The flaps down, Minogue thought, and the wheels were claws searching for a place to perch. Fifty, sixty tons, were they? Jesus. All in the space of a lifetime, this stuff too. Neither his father nor his mother had been inside a plane.
“And the size of the needle, but,” Malone said and began pulling at an eyebrow.
Minogue shifted to get his notebook out. He had the phone open when it rang. It was Tony O’Leary. The family was flying in from the States very shortly.
“It’s Leyne’s jet they’re coming in on,” said O’Leary. “Boss wants to know how you stand on it.”
Minogue looked out at the broken lines of the motorway rushing by them. As if O’Leary didn’t know.
“Strangely enough, Tony, we were on the way to the airport.”
“He’s tied up until after four. He wants you to represent him.”
“Haven’t you phoned Lawlor? He could do that handy enough.”
“Says will you phone him if you can’t.”
Minogue let a few moments go by
“The mother and Leyne, is it?”
“That’s it. Probably a few people with them. Justice is sending Declan King.”
Assistant minister for Justice, King was an ex-Guard turned barrister. King had been dubbed King Declan by Kilmartin in disdainful, edgy regard for King’s talents as the minister’s principal arm-twister for Gardai. An intense pain in the face, Kilmartin avowed.
“And wants you to brief Leyne,” O’Leary added “Within reason.”
The Nissan leaned in hard on the bend. Minogue realized that he was squeezing the phone hard against his ear.
“Give me a minute there, Tony,” he managed, and muffled the receiver.
He turned to Malone.
“Take it handy for the love of God, man. And pull in after the roundabout. We might be changing the menu here.”
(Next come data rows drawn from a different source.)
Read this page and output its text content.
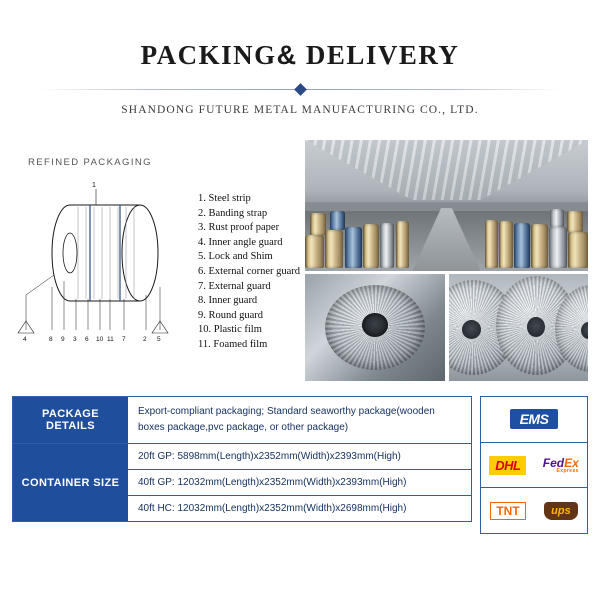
PACKING& DELIVERY
SHANDONG FUTURE METAL MANUFACTURING CO., LTD.
REFINED PACKAGING
1
4	8 9 3 6 10 11 7	2 5
1. Steel strip
2. Banding strap
3. Rust proof paper
4. Inner angle guard
5. Lock and Shim
6. External corner guard
7. External guard
8. Inner guard
9. Round guard
10. Plastic film
11. Foamed film
PACKAGE DETAILS
Export-compliant packaging; Standard seaworthy package(wooden boxes package,pvc package, or other package)
CONTAINER SIZE
20ft GP: 5898mm(Length)x2352mm(Width)x2393mm(High)
40ft GP: 12032mm(Length)x2352mm(Width)x2393mm(High)
40ft HC: 12032mm(Length)x2352mm(Width)x2698mm(High)
EMS
DHL	FedEx
Express
TNT	ups
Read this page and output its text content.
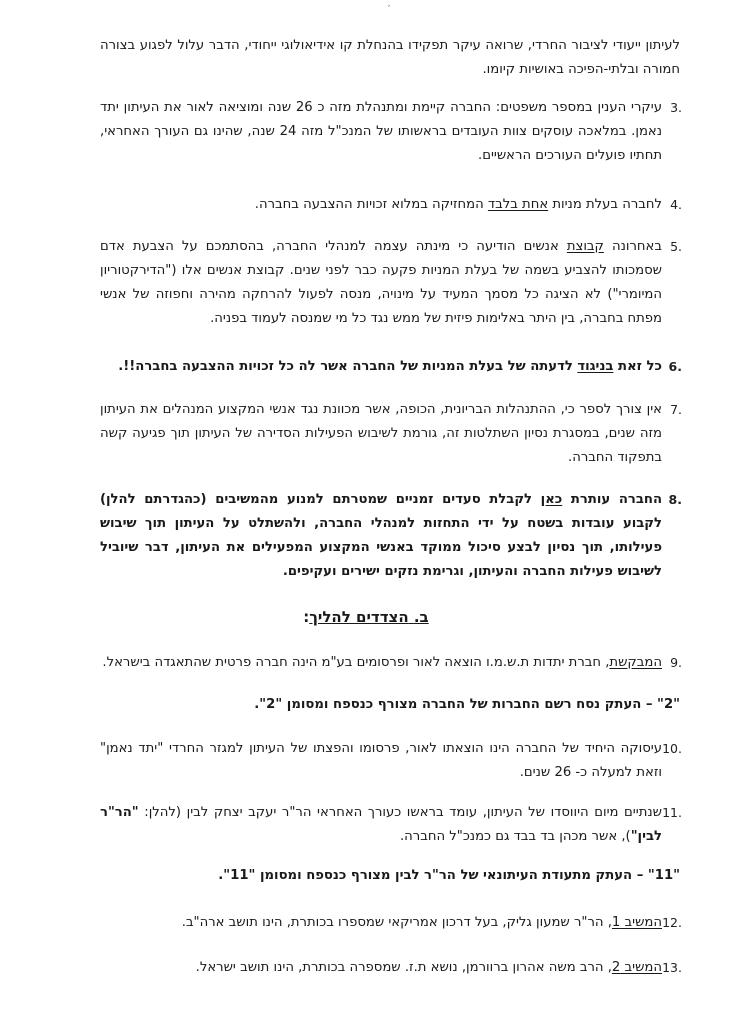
′
לעיתון ייעודי לציבור החרדי, שרואה עיקר תפקידו בהנחלת קו אידיאולוגי ייחודי, הדבר עלול לפגוע בצורה חמורה ובלתי-הפיכה באושיות קיומו.
3.
עיקרי הענין במספר משפטים: החברה קיימת ומתנהלת מזה כ 26 שנה ומוציאה לאור את העיתון יתד נאמן. במלאכה עוסקים צוות העובדים בראשותו של המנכ"ל מזה 24 שנה, שהינו גם העורך האחראי, תחתיו פועלים העורכים הראשיים.
4.
לחברה בעלת מניות אחת בלבד המחזיקה במלוא זכויות ההצבעה בחברה.
5.
באחרונה קבוצת אנשים הודיעה כי מינתה עצמה למנהלי החברה, בהסתמכם על הצבעת אדם שסמכותו להצביע בשמה של בעלת המניות פקעה כבר לפני שנים. קבוצת אנשים אלו ("הדירקטוריון המיומרי") לא הציגה כל מסמך המעיד על מינויה, מנסה לפעול להרחקה מהירה וחפוזה של אנשי מפתח בחברה, בין היתר באלימות פיזית של ממש נגד כל מי שמנסה לעמוד בפניה.
6.
כל זאת בניגוד לדעתה של בעלת המניות של החברה אשר לה כל זכויות ההצבעה בחברה!!.
7.
אין צורך לספר כי, ההתנהלות הבריונית, הכופה, אשר מכוונת נגד אנשי המקצוע המנהלים את העיתון מזה שנים, במסגרת נסיון השתלטות זה, גורמת לשיבוש הפעילות הסדירה של העיתון תוך פגיעה קשה בתפקוד החברה.
8.
החברה עותרת כאן לקבלת סעדים זמניים שמטרתם למנוע מהמשיבים (כהגדרתם להלן) לקבוע עובדות בשטח על ידי התחזות למנהלי החברה, ולהשתלט על העיתון תוך שיבוש פעילותו, תוך נסיון לבצע סיכול ממוקד באנשי המקצוע המפעילים את העיתון, דבר שיוביל לשיבוש פעילות החברה והעיתון, וגרימת נזקים ישירים ועקיפים.
ב. הצדדים להליך:
9.
המבקשת, חברת יתדות ת.ש.מ.ו הוצאה לאור ופרסומים בע"מ הינה חברה פרטית שהתאגדה בישראל.
"2" – העתק נסח רשם החברות של החברה מצורף כנספח ומסומן "2".
10.
עיסוקה היחיד של החברה הינו הוצאתו לאור, פרסומו והפצתו של העיתון למגזר החרדי "יתד נאמן" וזאת למעלה כ- 26 שנים.
11.
שנתיים מיום היווסדו של העיתון, עומד בראשו כעורך האחראי הר"ר יעקב יצחק לבין (להלן: "הר"ר לבין"), אשר מכהן בד בבד גם כמנכ"ל החברה.
"11" – העתק מתעודת העיתונאי של הר"ר לבין מצורף כנספח ומסומן "11".
12.
המשיב 1, הר"ר שמעון גליק, בעל דרכון אמריקאי שמספרו בכותרת, הינו תושב ארה"ב.
13.
המשיב 2, הרב משה אהרון ברוורמן, נושא ת.ז. שמספרה בכותרת, הינו תושב ישראל.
He took his hand off the phone.
“Let me see if I have this right, Tony. The commissioner of the Gardai wants me to brief Leyne on a murder investigation that’s hardly gotten started?”
“That’s what he wanted.”
O’Leary must have been holding his breath too.
“Leyne is an American, zillionaire frozen food tycoon and I am a Garda inspector ”
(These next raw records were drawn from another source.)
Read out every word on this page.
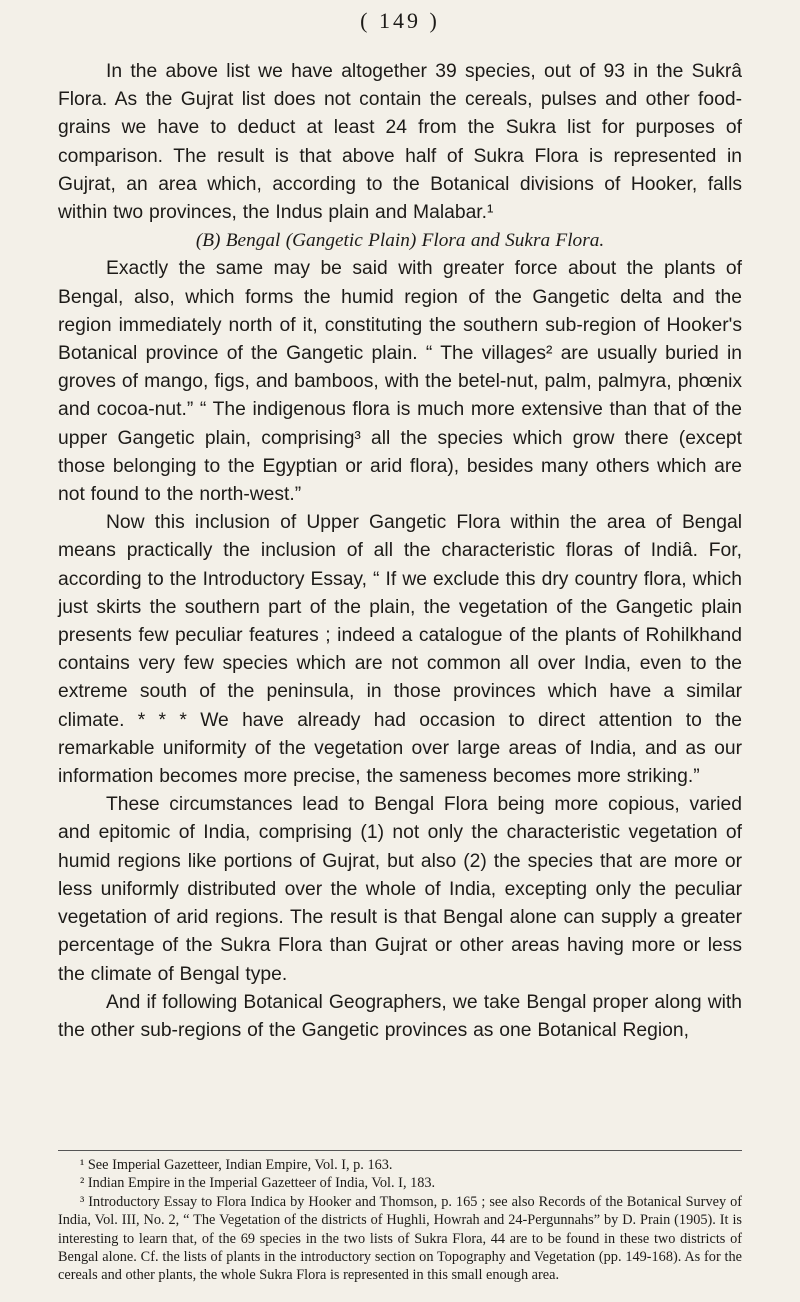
( 149 )

In the above list we have altogether 39 species, out of 93 in the Sukrâ Flora. As the Gujrat list does not contain the cereals, pulses and other food-grains we have to deduct at least 24 from the Sukra list for purposes of comparison. The result is that above half of Sukra Flora is represented in Gujrat, an area which, according to the Botanical divisions of Hooker, falls within two provinces, the Indus plain and Malabar.¹

(B) Bengal (Gangetic Plain) Flora and Sukra Flora.

Exactly the same may be said with greater force about the plants of Bengal, also, which forms the humid region of the Gangetic delta and the region immediately north of it, constituting the southern sub-region of Hooker's Botanical province of the Gangetic plain. “ The villages² are usually buried in groves of mango, figs, and bamboos, with the betel-nut, palm, palmyra, phœnix and cocoa-nut.” “ The indigenous flora is much more extensive than that of the upper Gangetic plain, comprising³ all the species which grow there (except those belonging to the Egyptian or arid flora), besides many others which are not found to the north-west.”

Now this inclusion of Upper Gangetic Flora within the area of Bengal means practically the inclusion of all the characteristic floras of Indiâ. For, according to the Introductory Essay, “ If we exclude this dry country flora, which just skirts the southern part of the plain, the vegetation of the Gangetic plain presents few peculiar features ; indeed a catalogue of the plants of Rohilkhand contains very few species which are not common all over India, even to the extreme south of the peninsula, in those provinces which have a similar climate. * * * We have already had occasion to direct attention to the remarkable uniformity of the vegetation over large areas of India, and as our information becomes more precise, the sameness becomes more striking.”

These circumstances lead to Bengal Flora being more copious, varied and epitomic of India, comprising (1) not only the characteristic vegetation of humid regions like portions of Gujrat, but also (2) the species that are more or less uniformly distributed over the whole of India, excepting only the peculiar vegetation of arid regions. The result is that Bengal alone can supply a greater percentage of the Sukra Flora than Gujrat or other areas having more or less the climate of Bengal type.

And if following Botanical Geographers, we take Bengal proper along with the other sub-regions of the Gangetic provinces as one Botanical Region,

¹ See Imperial Gazetteer, Indian Empire, Vol. I, p. 163.

² Indian Empire in the Imperial Gazetteer of India, Vol. I, 183.

³ Introductory Essay to Flora Indica by Hooker and Thomson, p. 165 ; see also Records of the Botanical Survey of India, Vol. III, No. 2, “ The Vegetation of the districts of Hughli, Howrah and 24-Pergunnahs” by D. Prain (1905). It is interesting to learn that, of the 69 species in the two lists of Sukra Flora, 44 are to be found in these two districts of Bengal alone. Cf. the lists of plants in the introductory section on Topography and Vegetation (pp. 149-168). As for the cereals and other plants, the whole Sukra Flora is represented in this small enough area.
“He says he’ll let you in on the thing soon’s he can.”
“Where do we take him? In town I mean ”
“There’s a press conference set for the Shelbourne Hotel.”
A press conference, Minogue thought. “ I can’t be running around like an iijit, chaperoning some fella,” he said “I have to break this case right away. It’s speed now, at this stage. He knows that I can’t be running around the city like an iijit. Tell him that, will you.”